Mexican Rolls


  • 12 Soft, large flour tortillas
  • 8oz Cream cheese
  • 4 Carrots, grated
  • a bunch Cilantro, chopped
  • a bunch Chives, chopped
  • a bunch Scallions, chopped
  • 2 Chiles, chopped
  • 4 Avocados, halved, pitted and sliced
  • 2 Lemons, freshly squeezed juice
  • 1/4 C The Olive Grove’s Super Premium Extra Virgin Olive Oil, such as, Hojiblanca, Arbequina or Coratina
  • Sea salt to taste
  • Freshly ground black pepper to taste


Put each tortilla on a sheet of plastic wrap. Spread with the cream cheese and then sprinkle evenly with the carrot, cilantro, chives, scallions and chiles.

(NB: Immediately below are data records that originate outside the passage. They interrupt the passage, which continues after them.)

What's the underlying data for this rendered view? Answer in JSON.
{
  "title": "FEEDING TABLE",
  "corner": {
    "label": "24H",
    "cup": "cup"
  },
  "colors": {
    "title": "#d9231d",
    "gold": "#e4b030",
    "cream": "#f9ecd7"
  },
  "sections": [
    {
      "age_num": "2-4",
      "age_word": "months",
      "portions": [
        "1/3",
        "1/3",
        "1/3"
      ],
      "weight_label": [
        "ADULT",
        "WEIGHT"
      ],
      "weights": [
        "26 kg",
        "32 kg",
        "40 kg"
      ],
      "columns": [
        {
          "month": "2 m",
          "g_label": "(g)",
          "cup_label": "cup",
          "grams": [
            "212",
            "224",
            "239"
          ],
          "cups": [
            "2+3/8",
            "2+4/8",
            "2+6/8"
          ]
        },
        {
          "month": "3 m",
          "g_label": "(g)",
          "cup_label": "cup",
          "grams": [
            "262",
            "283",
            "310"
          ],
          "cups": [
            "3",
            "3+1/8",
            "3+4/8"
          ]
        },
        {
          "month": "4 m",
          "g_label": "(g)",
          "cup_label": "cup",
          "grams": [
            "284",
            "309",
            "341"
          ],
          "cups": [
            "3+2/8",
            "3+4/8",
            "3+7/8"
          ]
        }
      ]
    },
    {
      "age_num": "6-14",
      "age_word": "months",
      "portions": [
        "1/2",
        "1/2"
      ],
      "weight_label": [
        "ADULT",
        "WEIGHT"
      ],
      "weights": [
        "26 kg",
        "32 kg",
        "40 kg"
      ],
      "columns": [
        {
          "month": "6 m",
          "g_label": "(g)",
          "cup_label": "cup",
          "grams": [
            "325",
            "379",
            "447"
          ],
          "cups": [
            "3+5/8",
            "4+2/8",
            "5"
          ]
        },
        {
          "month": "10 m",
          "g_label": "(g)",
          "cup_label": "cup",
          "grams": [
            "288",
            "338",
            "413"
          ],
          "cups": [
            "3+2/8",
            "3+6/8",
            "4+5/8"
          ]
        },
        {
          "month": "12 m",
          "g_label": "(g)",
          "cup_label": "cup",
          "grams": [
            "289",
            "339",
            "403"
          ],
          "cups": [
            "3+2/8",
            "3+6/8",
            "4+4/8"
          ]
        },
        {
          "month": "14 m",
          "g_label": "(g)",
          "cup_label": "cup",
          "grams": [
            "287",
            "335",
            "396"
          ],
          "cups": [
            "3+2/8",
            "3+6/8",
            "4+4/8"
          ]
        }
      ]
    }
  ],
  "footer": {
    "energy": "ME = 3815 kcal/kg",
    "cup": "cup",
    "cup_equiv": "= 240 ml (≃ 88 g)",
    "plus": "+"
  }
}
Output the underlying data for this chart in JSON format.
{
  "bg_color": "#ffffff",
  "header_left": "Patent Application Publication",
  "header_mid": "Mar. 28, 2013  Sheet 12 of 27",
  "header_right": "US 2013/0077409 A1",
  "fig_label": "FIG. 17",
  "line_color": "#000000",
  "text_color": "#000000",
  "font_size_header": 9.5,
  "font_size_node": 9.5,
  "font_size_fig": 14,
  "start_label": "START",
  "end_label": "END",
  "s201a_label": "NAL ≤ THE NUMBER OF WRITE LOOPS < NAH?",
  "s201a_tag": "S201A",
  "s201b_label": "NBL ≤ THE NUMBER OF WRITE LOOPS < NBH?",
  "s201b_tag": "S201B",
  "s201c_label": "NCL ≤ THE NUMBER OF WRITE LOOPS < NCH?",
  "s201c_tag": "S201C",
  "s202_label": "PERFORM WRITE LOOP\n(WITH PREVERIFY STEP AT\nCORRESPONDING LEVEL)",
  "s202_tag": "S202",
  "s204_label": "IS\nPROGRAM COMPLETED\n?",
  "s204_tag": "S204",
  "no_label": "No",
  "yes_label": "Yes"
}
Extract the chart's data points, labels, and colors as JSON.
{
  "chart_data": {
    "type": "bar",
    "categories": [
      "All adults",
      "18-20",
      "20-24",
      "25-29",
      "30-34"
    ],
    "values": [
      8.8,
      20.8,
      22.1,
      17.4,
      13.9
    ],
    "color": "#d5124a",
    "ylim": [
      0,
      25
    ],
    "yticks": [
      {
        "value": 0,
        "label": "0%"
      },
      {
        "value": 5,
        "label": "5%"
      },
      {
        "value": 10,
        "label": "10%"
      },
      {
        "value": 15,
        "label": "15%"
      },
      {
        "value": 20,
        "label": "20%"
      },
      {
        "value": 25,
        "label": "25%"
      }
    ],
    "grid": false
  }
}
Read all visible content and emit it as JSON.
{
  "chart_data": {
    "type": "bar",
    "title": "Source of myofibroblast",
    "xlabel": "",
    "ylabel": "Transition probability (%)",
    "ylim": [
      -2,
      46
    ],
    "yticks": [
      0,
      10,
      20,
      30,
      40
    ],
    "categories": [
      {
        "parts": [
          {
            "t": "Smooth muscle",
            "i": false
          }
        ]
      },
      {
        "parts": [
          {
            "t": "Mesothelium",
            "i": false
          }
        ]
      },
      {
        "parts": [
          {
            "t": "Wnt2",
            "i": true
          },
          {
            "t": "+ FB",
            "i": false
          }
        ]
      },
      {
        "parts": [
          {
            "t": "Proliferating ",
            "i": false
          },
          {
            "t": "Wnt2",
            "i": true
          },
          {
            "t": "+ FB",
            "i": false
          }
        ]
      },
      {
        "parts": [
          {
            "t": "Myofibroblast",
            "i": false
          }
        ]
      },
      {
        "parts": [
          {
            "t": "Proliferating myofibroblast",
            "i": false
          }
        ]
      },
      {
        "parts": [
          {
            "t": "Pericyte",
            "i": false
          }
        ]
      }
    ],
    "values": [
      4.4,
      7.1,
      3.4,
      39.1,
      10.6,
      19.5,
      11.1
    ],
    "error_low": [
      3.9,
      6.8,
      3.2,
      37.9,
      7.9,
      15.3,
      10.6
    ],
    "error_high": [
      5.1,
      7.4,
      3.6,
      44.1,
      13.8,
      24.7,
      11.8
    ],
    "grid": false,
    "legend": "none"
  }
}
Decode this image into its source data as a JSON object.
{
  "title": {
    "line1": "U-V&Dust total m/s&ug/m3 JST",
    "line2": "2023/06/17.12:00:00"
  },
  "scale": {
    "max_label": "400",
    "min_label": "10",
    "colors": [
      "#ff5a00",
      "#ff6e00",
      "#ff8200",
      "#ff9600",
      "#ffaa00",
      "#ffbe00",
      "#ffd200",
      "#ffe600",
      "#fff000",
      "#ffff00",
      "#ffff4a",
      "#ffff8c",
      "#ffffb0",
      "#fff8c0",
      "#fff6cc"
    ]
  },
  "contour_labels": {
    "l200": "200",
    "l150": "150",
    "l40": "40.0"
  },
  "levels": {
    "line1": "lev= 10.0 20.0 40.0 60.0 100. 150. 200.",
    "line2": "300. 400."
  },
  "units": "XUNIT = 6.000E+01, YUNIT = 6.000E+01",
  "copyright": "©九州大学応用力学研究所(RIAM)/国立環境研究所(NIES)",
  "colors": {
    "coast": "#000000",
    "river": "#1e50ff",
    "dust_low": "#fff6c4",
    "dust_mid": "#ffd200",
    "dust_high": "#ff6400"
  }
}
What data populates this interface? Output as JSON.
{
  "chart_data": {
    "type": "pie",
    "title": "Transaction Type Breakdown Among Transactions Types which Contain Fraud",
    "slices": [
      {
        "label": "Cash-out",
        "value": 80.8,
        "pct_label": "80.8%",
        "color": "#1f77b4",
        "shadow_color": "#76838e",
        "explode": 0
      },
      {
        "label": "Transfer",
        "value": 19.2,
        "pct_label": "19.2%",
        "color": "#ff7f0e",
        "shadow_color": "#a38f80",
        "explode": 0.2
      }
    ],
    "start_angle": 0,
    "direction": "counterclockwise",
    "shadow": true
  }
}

Flatten the topping lightly with a spatula.

Put the avocado slices in a bowl and sprinkle with lemon juice, oil, salt and pepper. Arrange over the open tortillas. Roll each tortilla into a tight cylinder, using the pastic wrap to help you roll. Twist both ends in opposite directions to make a cigar shape. Chill until needed, then slice in half with the plastic wrap still on, and serve. Makes 24 servings.